On a day full of exciting action, including a last-second blocked FG attempt that may turn out to have serious BCS implications, it may seem rather pedestrian to ask a math question. Then again, that's essentially what we do here. So while we're watching the rest of the games, I have a question, brought to my attention by another football ranking fan, Martien Maas.
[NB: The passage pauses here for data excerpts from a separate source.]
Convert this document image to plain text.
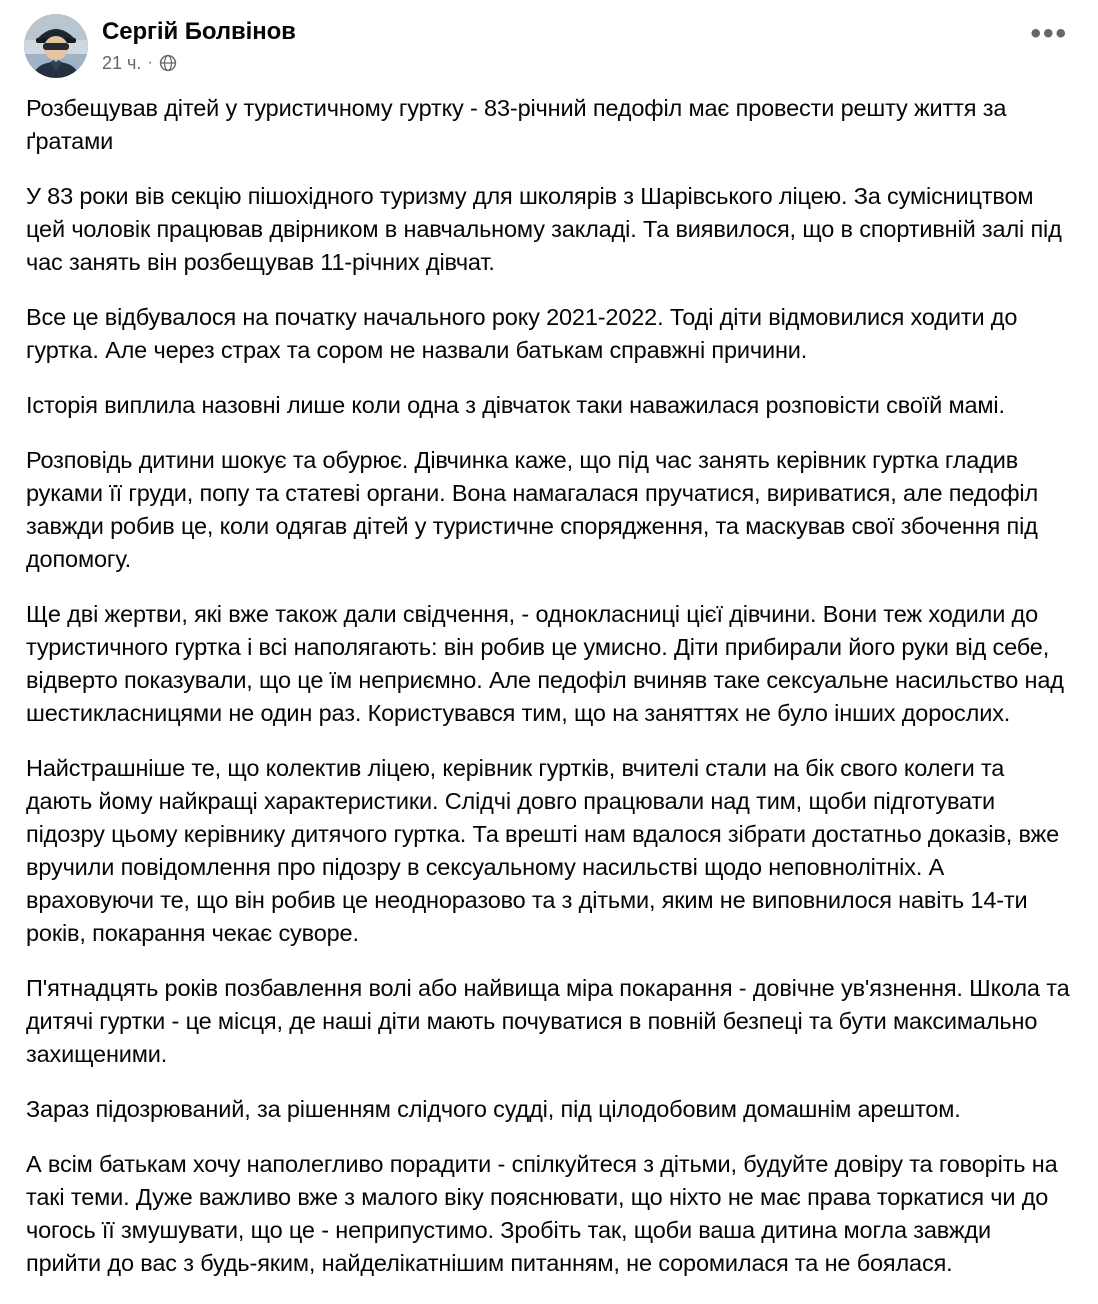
Сергій Болвінов
21 ч. ·
•••

Розбещував дітей у туристичному гуртку - 83-річний педофіл має провести решту життя за ґратами

У 83 роки вів секцію пішохідного туризму для школярів з Шарівського ліцею. За сумісництвом цей чоловік працював двірником в навчальному закладі. Та виявилося, що в спортивній залі під час занять він розбещував 11-річних дівчат.

Все це відбувалося на початку начального року 2021-2022. Тоді діти відмовилися ходити до гуртка. Але через страх та сором не назвали батькам справжні причини.

Історія виплила назовні лише коли одна з дівчаток таки наважилася розповісти своїй мамі.

Розповідь дитини шокує та обурює. Дівчинка каже, що під час занять керівник гуртка гладив руками її груди, попу та статеві органи. Вона намагалася пручатися, вириватися, але педофіл завжди робив це, коли одягав дітей у туристичне спорядження, та маскував свої збочення під допомогу.

Ще дві жертви, які вже також дали свідчення, - однокласниці цієї дівчини. Вони теж ходили до туристичного гуртка і всі наполягають: він робив це умисно. Діти прибирали його руки від себе, відверто показували, що це їм неприємно. Але педофіл вчиняв таке сексуальне насильство над шестикласницями не один раз. Користувався тим, що на заняттях не було інших дорослих.

Найстрашніше те, що колектив ліцею, керівник гуртків, вчителі стали на бік свого колеги та дають йому найкращі характеристики. Слідчі довго працювали над тим, щоби підготувати підозру цьому керівнику дитячого гуртка. Та врешті нам вдалося зібрати достатньо доказів, вже вручили повідомлення про підозру в сексуальному насильстві щодо неповнолітніх. А враховуючи те, що він робив це неодноразово та з дітьми, яким не виповнилося навіть 14-ти років, покарання чекає суворе.

П'ятнадцять років позбавлення волі або найвища міра покарання - довічне ув'язнення. Школа та дитячі гуртки - це місця, де наші діти мають почуватися в повній безпеці та бути максимально захищеними.

Зараз підозрюваний, за рішенням слідчого судді, під цілодобовим домашнім арештом.

А всім батькам хочу наполегливо порадити - спілкуйтеся з дітьми, будуйте довіру та говоріть на такі теми. Дуже важливо вже з малого віку пояснювати, що ніхто не має права торкатися чи до чогось її змушувати, що це - неприпустимо. Зробіть так, щоби ваша дитина могла завжди прийти до вас з будь-яким, найделікатнішим питанням, не соромилася та не боялася.
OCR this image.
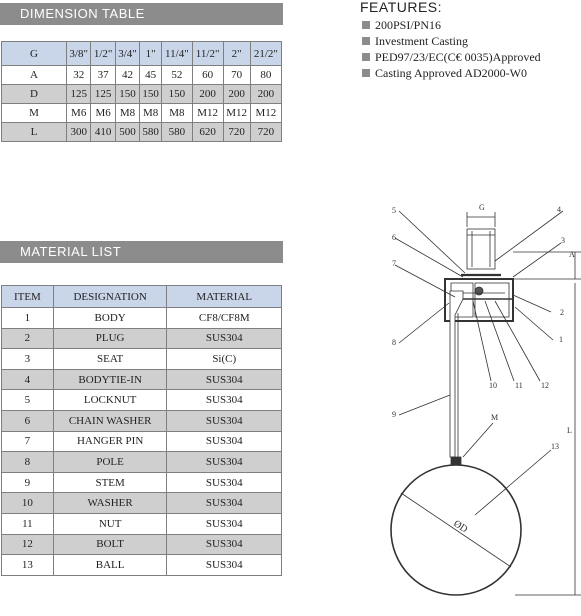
DIMENSION TABLE
G	3/8"	1/2"	3/4"	1"	11/4"	11/2"	2"	21/2"
A	32	37	42	45	52	60	70	80
D	125	125	150	150	150	200	200	200
M	M6	M6	M8	M8	M8	M12	M12	M12
L	300	410	500	580	580	620	720	720
MATERIAL LIST
ITEM	DESIGNATION	MATERIAL
1	BODY	CF8/CF8M
2	PLUG	SUS304
3	SEAT	Si(C)
4	BODYTIE-IN	SUS304
5	LOCKNUT	SUS304
6	CHAIN WASHER	SUS304
7	HANGER PIN	SUS304
8	POLE	SUS304
9	STEM	SUS304
10	WASHER	SUS304
11	NUT	SUS304
12	BOLT	SUS304
13	BALL	SUS304
FEATURES:
200PSI/PN16
Investment Casting
PED97/23/EC(C€ 0035)Approved
Casting Approved AD2000-W0
ØD
G
A
L
5	4
6	3
7
2
1
8
10 11 12
9	M
13
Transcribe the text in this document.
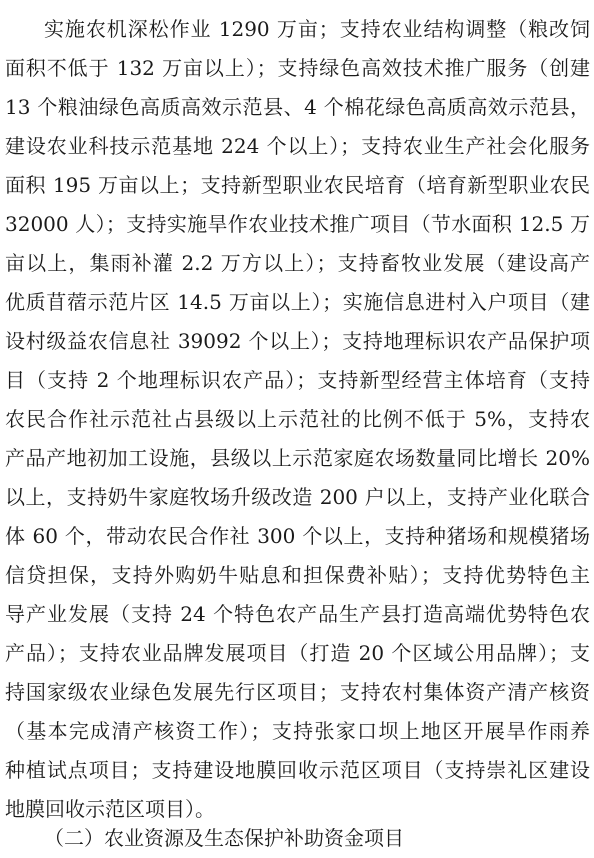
实施农机深松作业 1290 万亩；支持农业结构调整（粮改饲
面积不低于 132 万亩以上）；支持绿色高效技术推广服务（创建
13 个粮油绿色高质高效示范县、4 个棉花绿色高质高效示范县，
建设农业科技示范基地 224 个以上）；支持农业生产社会化服务
面积 195 万亩以上；支持新型职业农民培育（培育新型职业农民
32000 人）；支持实施旱作农业技术推广项目（节水面积 12.5 万
亩以上，集雨补灌 2.2 万方以上）；支持畜牧业发展（建设高产
优质苜蓿示范片区 14.5 万亩以上）；实施信息进村入户项目（建
设村级益农信息社 39092 个以上）；支持地理标识农产品保护项
目（支持 2 个地理标识农产品）；支持新型经营主体培育（支持
农民合作社示范社占县级以上示范社的比例不低于 5%，支持农
产品产地初加工设施，县级以上示范家庭农场数量同比增长 20%
以上，支持奶牛家庭牧场升级改造 200 户以上，支持产业化联合
体 60 个，带动农民合作社 300 个以上，支持种猪场和规模猪场
信贷担保，支持外购奶牛贴息和担保费补贴）；支持优势特色主
导产业发展（支持 24 个特色农产品生产县打造高端优势特色农
产品）；支持农业品牌发展项目（打造 20 个区域公用品牌）；支
持国家级农业绿色发展先行区项目；支持农村集体资产清产核资
（基本完成清产核资工作）；支持张家口坝上地区开展旱作雨养
种植试点项目；支持建设地膜回收示范区项目（支持崇礼区建设
地膜回收示范区项目）。
（二）农业资源及生态保护补助资金项目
Martien Maas' Rating System also appears on Kenneth Massey's College Football Ranking Comparison page. Perhaps in part because we ended up very close to each other in the comparisons this week, Martien noted that the RWFL rank order this week is precisely the same as that from Eugene Potemkin's E-Rating System (see also his more detailed discussion). Indeed, the two are nearly the same every week (except for some examples from last year, including here, here, and here). And there are clearly some philosophical similarities between the two rankings. But I haven't sat down to try to work out whether we're mathematically equivalent, so I'd be happy if someone could tell me if they have an expert opinion here. My gut instinct is that our p=0.75 bias value choice happens to set our rankings to the same linear algebra problem, with perhaps the small differences in the past due to details about how non-FBS teams are handled. But, like I said, I haven't looked at it sufficiently yet. Nevertheless, I thought it was worth mentioning...

----

Addition (October 25): Of course, while I tried to leave this puzzle for others, I couldn't let it go myself. I can never resist a good puzzle. It's probably a good thing that I get to solve puzzles for a living. Plus I received an email from Eugene Potemkin responding to a query I sent him directly.

Eugene and I had a wonderfully pleasant exchange of emails back and forth today, wherein he shared some of the details of his E-Rating implementation for college football, adding further mathematical details, including: (1) Where he uses ratios of "ratings" and "anti-ratings" to obtain scores in other sports, he uses a difference for American college football (this is the same as the "First-minus-Last" part in RWFL). (2) Like us, he usually treats the collection of all non-FBS teams as effectively one team. (3) To get around the singular nature of random walks on the fully directed graph---sorry for the lingo here but be thankful I'm not using it to launch into an entire discussion of how this relates to the original PageRank algorithm!---he doesn't treat a win as a full win; rather he equates a win as effectively 3 wins and 1 loss. This is perfectly identical to the "bias value" p=0.75 choice that we've espoused here, which is nice for a variety of reasons. So it appears that the minor differences must be small round-off or tie-breaking differences, and the RWFL(p=0.75) and E-Ratings are completely identical.

Again, a huge thanks to both Martien and Eugene. It's been nice emailing with both of them.

Going forward, we still have value to add, don't worry. For instance, we should spend a lot more time in future posts looking at the plots I post every week that show the top rankings across different choices of this infamous "bias value" p, because those plots hold a lot of utility in being a proxy for various kinds of ranking choices.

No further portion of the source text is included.